Unlikely Suitor

In post-9/11 New York and Virginia, some voters jilted the party line in the 2004 election.

In the 2004 presidential election, New York, the quintessential blue state, gave Democrat John Kerry a 58 percent victory. More conservative-minded Virginia predictably gave Bush a 54 percent win. Yet an analysis of presidential returns from the areas most directly affected by the Sept. 11 terrorist attacks on the World Trade Center and Pentagon tells a different story.

According to congressional district-by-district data compiled by the political analysis firm Polidata for the 2006 Almanac of American Politics, to be published by National Journal Group in July, and The Cook Political Report, a nonpartisan online newsletter of political analysis, Bush posted some of his greatest gains in some of the unlikeliest places-such as the districts closest to Ground Zero. And in Virginia, where most regions of the state voted solidly for the president, the districts closest to the Pentagon also moved in an unexpected direction-toward Kerry.

Bush improved on his 2000 performance in every congressional district in the New York metropolitan area, but the increases were especially pronounced in the places that suffered the most casualties on Sept. 11. One such place, the 9th District in Brooklyn and Queens, experienced the wildest swing in the nation. In 2000, Al Gore won the district in a 37-point landslide, capturing 67 percent of the vote, compared with Bush's 30 percent. But in 2004, the Democratic ticket experienced a staggering erosion of support there, with Kerry winning by just a 12-point margin, 56 percent to 44 percent. A similar phenomenon occurred in suburban New Jersey and on Long Island, where three districts saw double-digit Democratic declines and two others went so far as to flip to Bush.

In Virginia, the opposite occurred. The three Northern Virginia districts nearest to the Pentagon all posted declining levels of support for Bush. Democratic Rep. James Moran's 8th District, which includes the Pentagon, delivered a 10-point swing in Kerry's direction, moving from a 57 percent Gore win to an even more decisive 64 percent Kerry victory. GOP Rep. Tom Davis' Fairfax County-based 11th District posted a five-point decline in the Republican margin of victory; the Loudon and Fairfax County-based 10th District had a four-point drop.

The trend extended throughout the Washington metropolitan area. In the District of Columbia, where the 9/11 terrorists planned to crash one of the hijacked planes, Bush lost by an even wider margin than in 2000-this time it was 89 percent to 9 percent.
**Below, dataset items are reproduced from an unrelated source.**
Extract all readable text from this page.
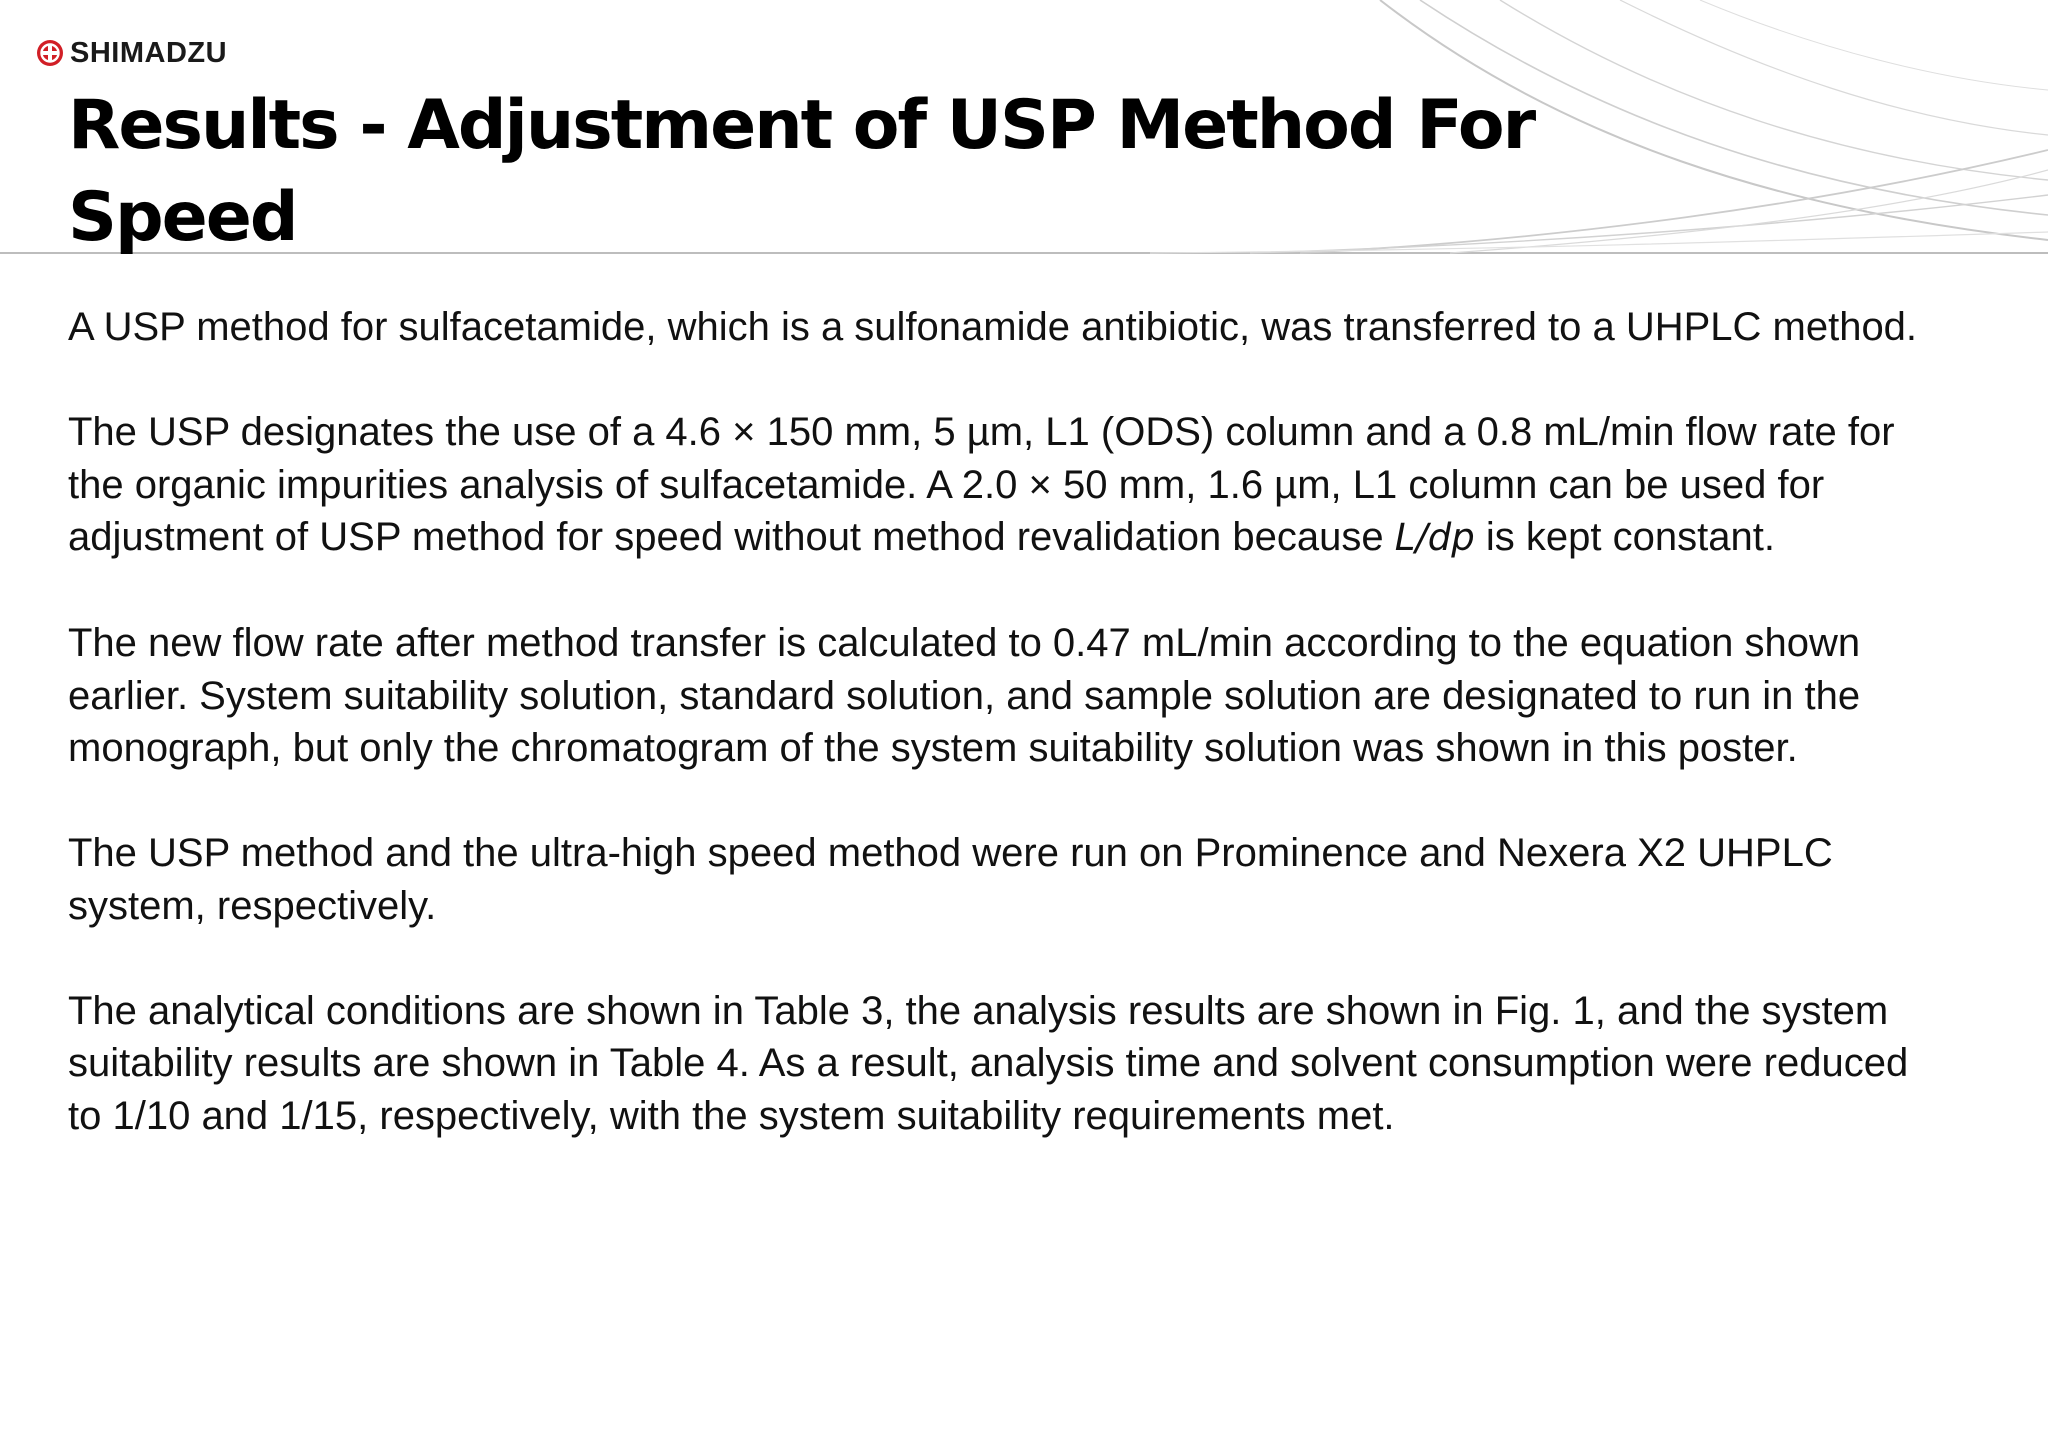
SHIMADZU
Results - Adjustment of USP Method For Speed

A USP method for sulfacetamide, which is a sulfonamide antibiotic, was transferred to a UHPLC method.

The USP designates the use of a 4.6 × 150 mm, 5 µm, L1 (ODS) column and a 0.8 mL/min flow rate for the organic impurities analysis of sulfacetamide. A 2.0 × 50 mm, 1.6 µm, L1 column can be used for adjustment of USP method for speed without method revalidation because L/dp is kept constant.

The new flow rate after method transfer is calculated to 0.47 mL/min according to the equation shown earlier. System suitability solution, standard solution, and sample solution are designated to run in the monograph, but only the chromatogram of the system suitability solution was shown in this poster.

The USP method and the ultra-high speed method were run on Prominence and Nexera X2 UHPLC system, respectively.

The analytical conditions are shown in Table 3, the analysis results are shown in Fig. 1, and the system suitability results are shown in Table 4. As a result, analysis time and solvent consumption were reduced to 1/10 and 1/15, respectively, with the system suitability requirements met.
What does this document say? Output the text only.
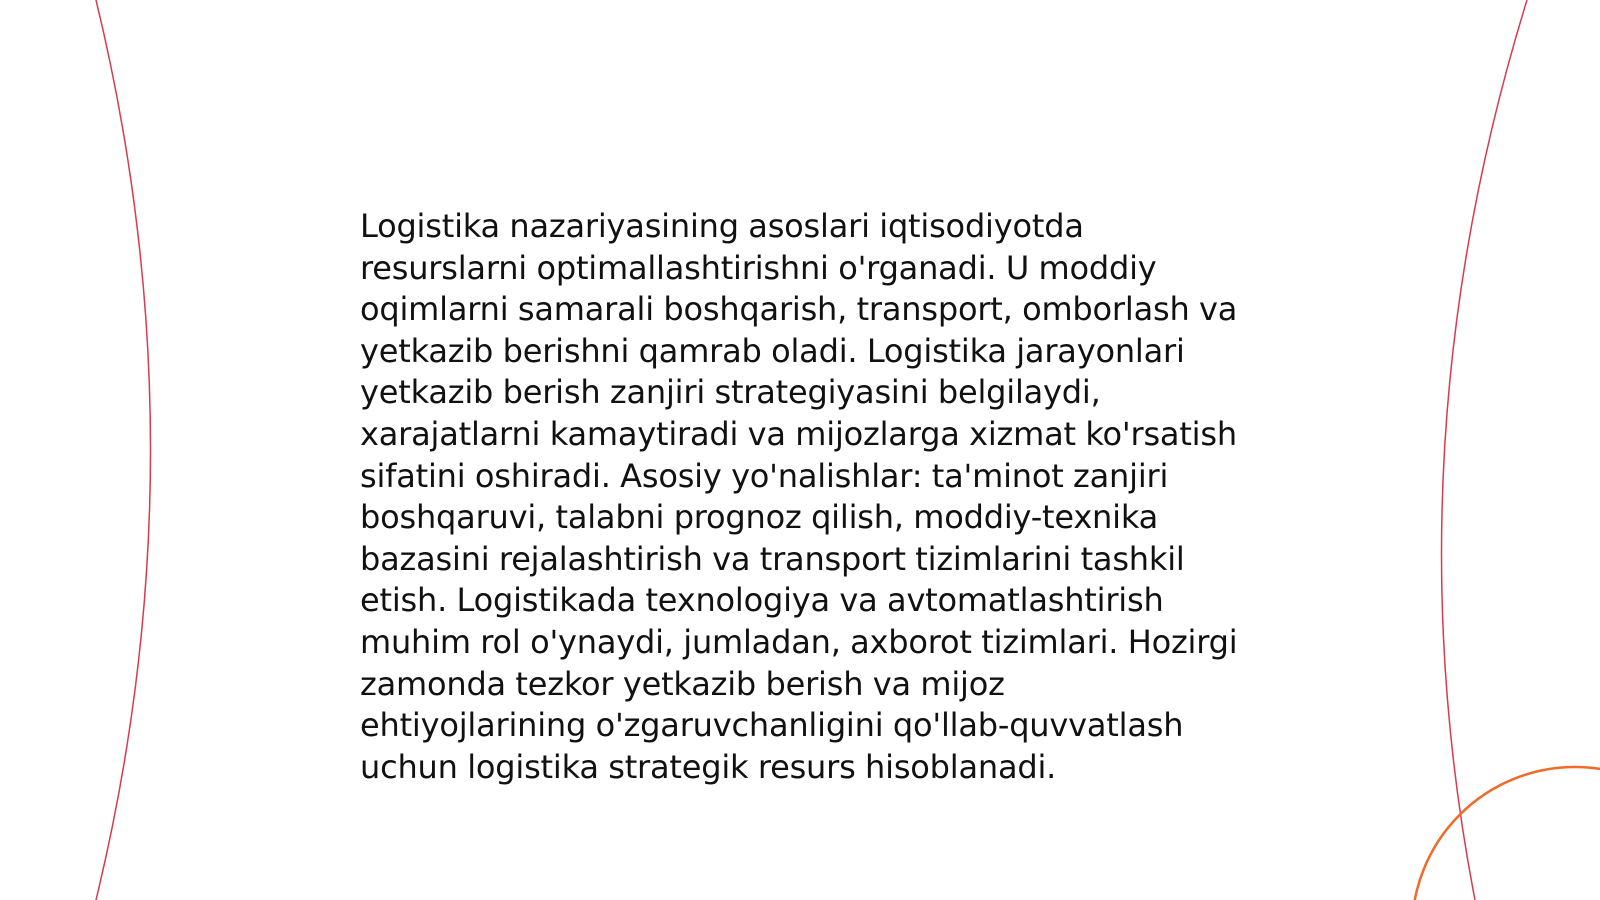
Logistika nazariyasining asoslari iqtisodiyotda resurslarni optimallashtirishni o'rganadi. U moddiy oqimlarni samarali boshqarish, transport, omborlash va yetkazib berishni qamrab oladi. Logistika jarayonlari yetkazib berish zanjiri strategiyasini belgilaydi, xarajatlarni kamaytiradi va mijozlarga xizmat ko'rsatish sifatini oshiradi. Asosiy yo'nalishlar: ta'minot zanjiri boshqaruvi, talabni prognoz qilish, moddiy-texnika bazasini rejalashtirish va transport tizimlarini tashkil etish. Logistikada texnologiya va avtomatlashtirish muhim rol o'ynaydi, jumladan, axborot tizimlari. Hozirgi zamonda tezkor yetkazib berish va mijoz ehtiyojlarining o'zgaruvchanligini qo'llab-quvvatlash uchun logistika strategik resurs hisoblanadi.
In Maryland, the two districts that share a border with D.C. also saw spikes in the Democratic margins of victory.

Only a Sept. 11 effect can explain Bush's gains in New York. Other factors could have contributed to his improved performance there-his steadfast support for Israel, for example, increased his popularity among Jewish voters in such places as Queens, Brooklyn and Long Island-but none alone can account for the size of the surge.

Like New York City, Washington is heavily Democratic and surrounded by close-in suburbs and smaller cities that are either hostile or indifferent to the national Republican Party. In the New York City area, Bush made significant gains in many of those places. In Northern Virginia and the Washington metro area, he lost ground.

One explanation might be that the magnitude of the 9/11 tragedy in New York, which was on a larger scale than in Washington, had a more acute effect on voting there. In the Washington area, another factor could be the prevalence of government employees.

Five of the nation's top 25 congressional districts ranked by percentage of government workers are clustered in the Maryland and Virginia suburbs that surround the District of Columbia. The unions that represent many of those employees were among the most active in working to defeat Bush. Not even the events of Sept. 11 were enough to convince them to rally around him.